Sorry, this ended up being super long. I guess I got a little too excited.

The Cow and the Struggle to Modernize

The plot focuses on a childless peasant who lives with his wife and their cow. For the desperately impoverished hamlet in which they live, the cow is a primary source of sustenance. Accordingly, the man dotes on the cow, adoring his as cow as if it were his child, taking the cow to graze in the open fields and carefully washing it. His connection to this cow is so strong that when the animal dies under mysterious circumstances while the man leaves to go to the capital, the villagers conspire to lie to him about the fate of his cow, fearing that the truth would break him. Despite these efforts to obscure the truth, the man does not believe the others, eventually turning insane and believing himself to be a cow before coming to an untimely end.

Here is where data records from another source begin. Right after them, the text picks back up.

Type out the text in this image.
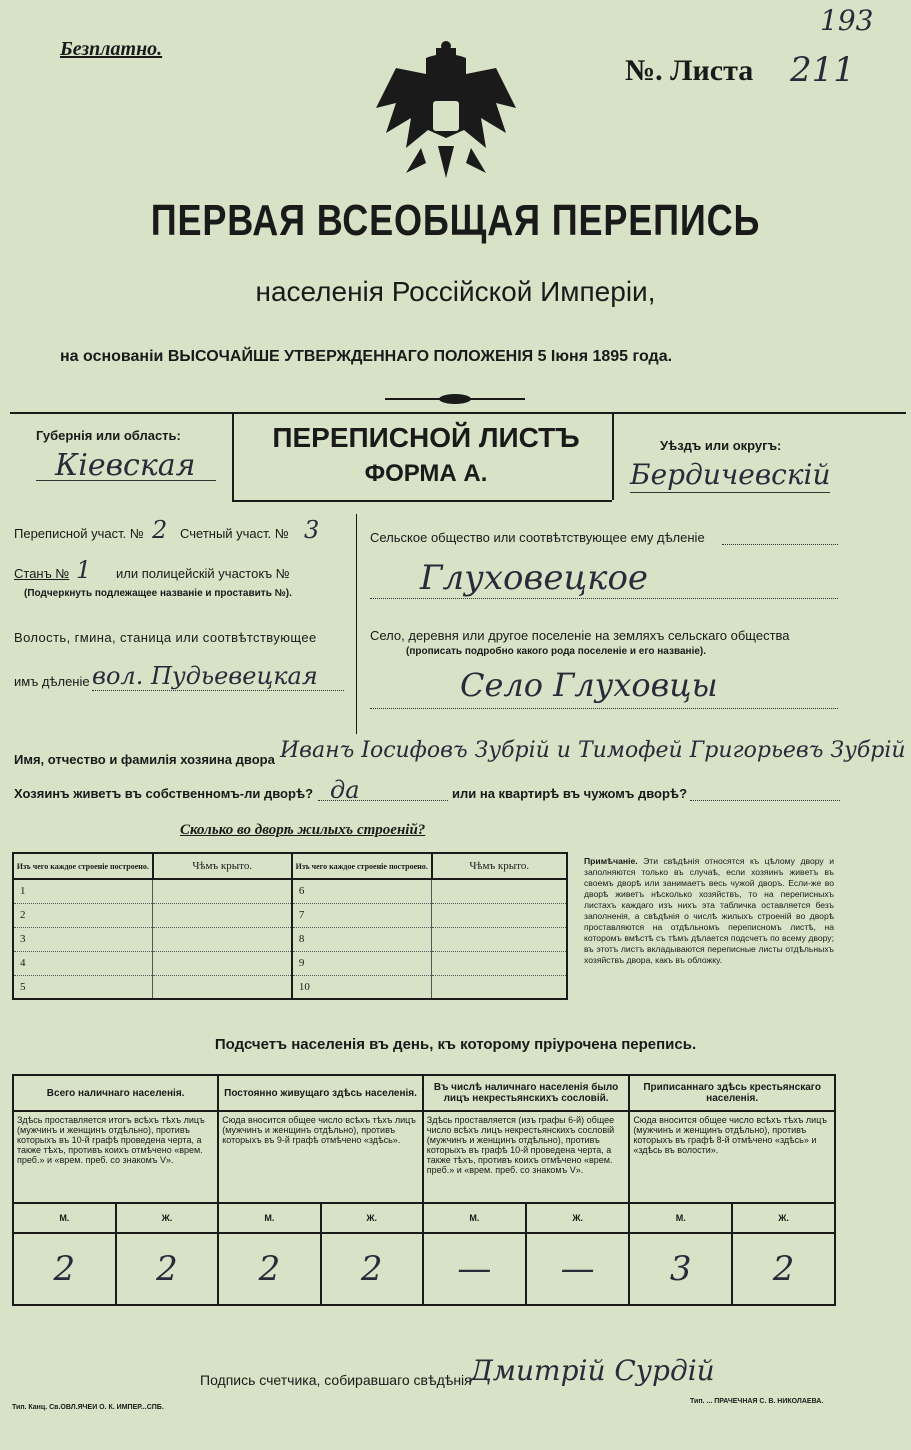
Безплатно.
№. Листа 211
193
ПЕРВАЯ ВСЕОБЩАЯ ПЕРЕПИСЬ
населенія Россійской Имперіи,
на основаніи ВЫСОЧАЙШЕ УТВЕРЖДЕННАГО ПОЛОЖЕНІЯ 5 Іюня 1895 года.
Губернія или область:
Кіевская
ПЕРЕПИСНОЙ ЛИСТЪ
ФОРМА А.
Уѣздъ или округъ:
Бердичевскій
Переписной участ. № 2 Счетный участ. № 3
Станъ № 1 или полицейскій участокъ №
(Подчеркнуть подлежащее названіе и проставить №).
Волость, гмина, станица или соотвѣтствующее
имъ дѣленіе вол. Пудьевецкая
Сельское общество или соотвѣтствующее ему дѣленіе
Глуховецкое
Село, деревня или другое поселеніе на земляхъ сельскаго общества
(прописать подробно какого рода поселеніе и его названіе).
Село Глуховцы
Имя, отчество и фамилія хозяина двора Иванъ Іосифовъ Зубрій и Тимофей Григорьевъ Зубрій
Хозяинъ живетъ въ собственномъ-ли дворѣ? да	или на квартирѣ въ чужомъ дворѣ?
Сколько во дворѣ жилыхъ строеній?
Изъ чего каждое строеніе построено.	Чѣмъ крыто.	Изъ чего каждое строеніе построено.	Чѣмъ крыто.
1		6	
2		7	
3		8	
4		9	
5		10	
Примѣчаніе. Эти свѣдѣнія относятся къ цѣлому двору и заполняются только въ случаѣ, если хозяинъ живетъ въ своемъ дворѣ или занимаетъ весь чужой дворъ. Если-же во дворѣ живетъ нѣсколько хозяйствъ, то на переписныхъ листахъ каждаго изъ нихъ эта табличка оставляется безъ заполненія, а свѣдѣнія о числѣ жилыхъ строеній во дворѣ проставляются на отдѣльномъ переписномъ листѣ, на которомъ вмѣстѣ съ тѣмъ дѣлается подсчетъ по всему двору; въ этотъ листъ вкладываются переписные листы отдѣльныхъ хозяйствъ двора, какъ въ обложку.
Подсчетъ населенія въ день, къ которому пріурочена перепись.
Всего наличнаго населенія.		Постоянно живущаго здѣсь населенія.		Въ числѣ наличнаго населенія было лицъ некрестьянскихъ сословій.		Приписаннаго здѣсь крестьянскаго населенія.	
Здѣсь проставляется итогъ всѣхъ тѣхъ лицъ (мужчинъ и женщинъ отдѣльно), противъ которыхъ въ 10-й графѣ проведена черта, а также тѣхъ, противъ коихъ отмѣчено «врем. преб.» и «врем. преб. со знакомъ V».		Сюда вносится общее число всѣхъ тѣхъ лицъ (мужчинъ и женщинъ отдѣльно), противъ которыхъ въ 9-й графѣ отмѣчено «здѣсь».		Здѣсь проставляется (изъ графы 6-й) общее число всѣхъ лицъ некрестьянскихъ сословій (мужчинъ и женщинъ отдѣльно), противъ которыхъ въ графѣ 10-й проведена черта, а также тѣхъ, противъ коихъ отмѣчено «врем. преб.» и «врем. преб. со знакомъ V».		Сюда вносится общее число всѣхъ тѣхъ лицъ (мужчинъ и женщинъ отдѣльно), противъ которыхъ въ графѣ 8-й отмѣчено «здѣсь» и «здѣсь въ волости».	
М.	Ж.	М.	Ж.	М.	Ж.	М.	Ж.
2	2	2	2	—	—	3	2
Подпись счетчика, собиравшаго свѣдѣнія
Дмитрій Сурдій
Тип. Канц. Св.ОВЛ.ЯЧЕИ О. К. ИМПЕР...СПБ.
Тип. ... ПРАЧЕЧНАЯ С. В. НИКОЛАЕВА.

Given the ambiguities surrounding many of the plot points, like what exactly happened to the cow, much of the film itself is left to the interpretation of the viewer. One interpretation of the movie that is very much in keeping with the themes of our class is that the cow can be seen as symbolizing the oil of Iran. The cow is so central to the functioning of the village that its demise leads to a major disruption in the village. Indeed many of the villagers are dependent on this singular cow. Similarly, around this time oil was itself central to the functioning of Iran, to the extent that a threat to its supply constituted a threat to national stability.

Another possible interpretation of the film that would speak to the themes of the course are to consider the village and centrality of the cow to its way of life as representing the inertia of a traditional, culturally authentic lifestyle. As this lifestyle is rudely and abruptly disrupted by the death of the cow, rather than rapidly adapt to changing realities, i.e. quickly adapt Western attitudes and technologies, the erstwhile cow owner chooses to live in a state of denial. This eventuates in the man’s death, while can be read as the filmmaker’s caution to Iran against a refusal to adapt to changing realities.

This anxiety about change and the struggle to reconcile change to traditional culture and ways of life are unique to the Iranian experience of the period. Rather than attempting to whitewash the difficult transition Iran underwent at the time, the film allegorically presents a complete image of the challenges of culturally authentic modernization.